Theater News

Chita Rivera Among Those Tapped for 2002 Kennedy Center Honors

Chita Rivera at the 2002 Tony Awards(Photo: Michael Portantiere)
Chita Rivera at the 2002 Tony Awards
(Photo: Michael Portantiere)

Broadway’s Chita Rivera is one of five artists set to receive lifetime achievement honors from the Kennedy Center this year. The other honorees are film star Elizabeth Taylor; musician, composer, and former Beatle Paul McCartney; Verizon spokesman and sometime actor James Earl Jones; and conductor James Levine.

Rivera, beloved as one of Broadway’s finest dancer-singer-actresses, appeared in the original productions of such shows as West Side Story, Bye Bye Birdie, Bajour, Chicago, Bring Back Birdie, Merlin, and The Rink. Regionally and on tour, she has starred in Can-Can, Anything Goes, and many other musicals. Rivera was last seen on Broadway in Kiss of the Spider Woman and she will be back soon in a revival of Nine.

Jones’ Broadway credits include The Great White Hope, Of Mice and Men, The Iceman Cometh, Othello, and Fences; he was considered one of the finest actors of his generation but has largely abandoned that career in recent years and is primarily known today for hawking Verizon (formerly Bell Atlantic) and for having provided the voice of Darth Vader for the first three Star Wars films.

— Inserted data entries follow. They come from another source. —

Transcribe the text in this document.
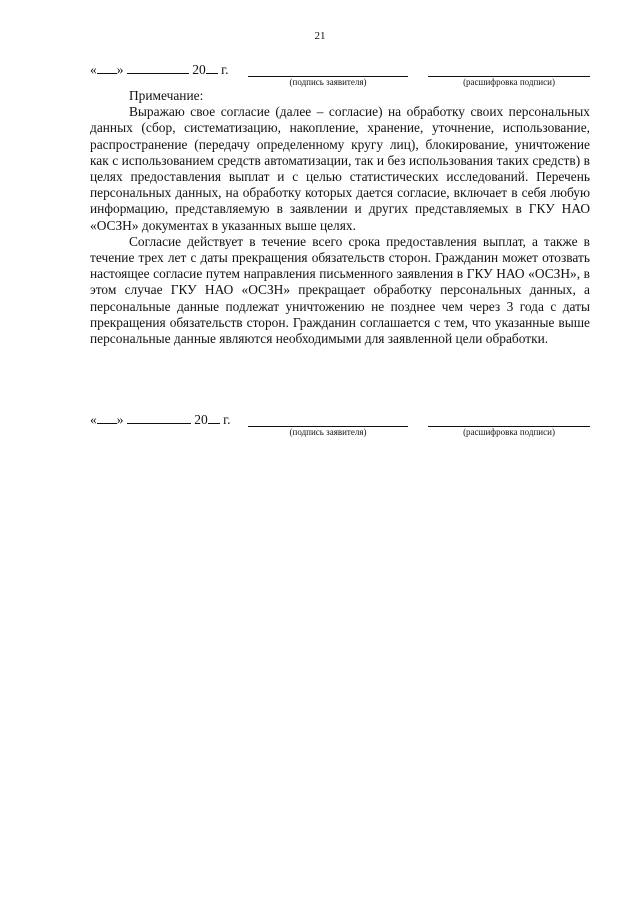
21
« »	20 г.
(подпись заявителя)	(расшифровка подписи)

Примечание:

Выражаю свое согласие (далее – согласие) на обработку своих персональных данных (сбор, систематизацию, накопление, хранение, уточнение, использование, распространение (передачу определенному кругу лиц), блокирование, уничтожение как с использованием средств автоматизации, так и без использования таких средств) в целях предоставления выплат и с целью статистических исследований. Перечень персональных данных, на обработку которых дается согласие, включает в себя любую информацию, представляемую в заявлении и других представляемых в ГКУ НАО «ОСЗН» документах в указанных выше целях.

Согласие действует в течение всего срока предоставления выплат, а также в течение трех лет с даты прекращения обязательств сторон. Гражданин может отозвать настоящее согласие путем направления письменного заявления в ГКУ НАО «ОСЗН», в этом случае ГКУ НАО «ОСЗН» прекращает обработку персональных данных, а персональные данные подлежат уничтожению не позднее чем через 3 года с даты прекращения обязательств сторон. Гражданин соглашается с тем, что указанные выше персональные данные являются необходимыми для заявленной цели обработки.

« »	20 г.
(подпись заявителя)	(расшифровка подписи)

Taylor, who became a film star at a tender age, made a belated Broadway debut in a 1981 revival of The Little Foxes and subsequently co-starred opposite her ex-husband Richard Burton in a 1983 revival of Private Lives; both shows were presented by the Elizabeth Theatre Group, in which Taylor was partnered by producer Zev Bufman. Levine and McCartney have no professional connection to the theater, though many of the latter’s songs were heard in Beatlemania, a Beatles tribute show that ran on Broadway in the late 1970s.

The 25th annual Kennedy Center Honors will be presented in a gala ceremony on December 8 and the event will be telecast by CBS later that month.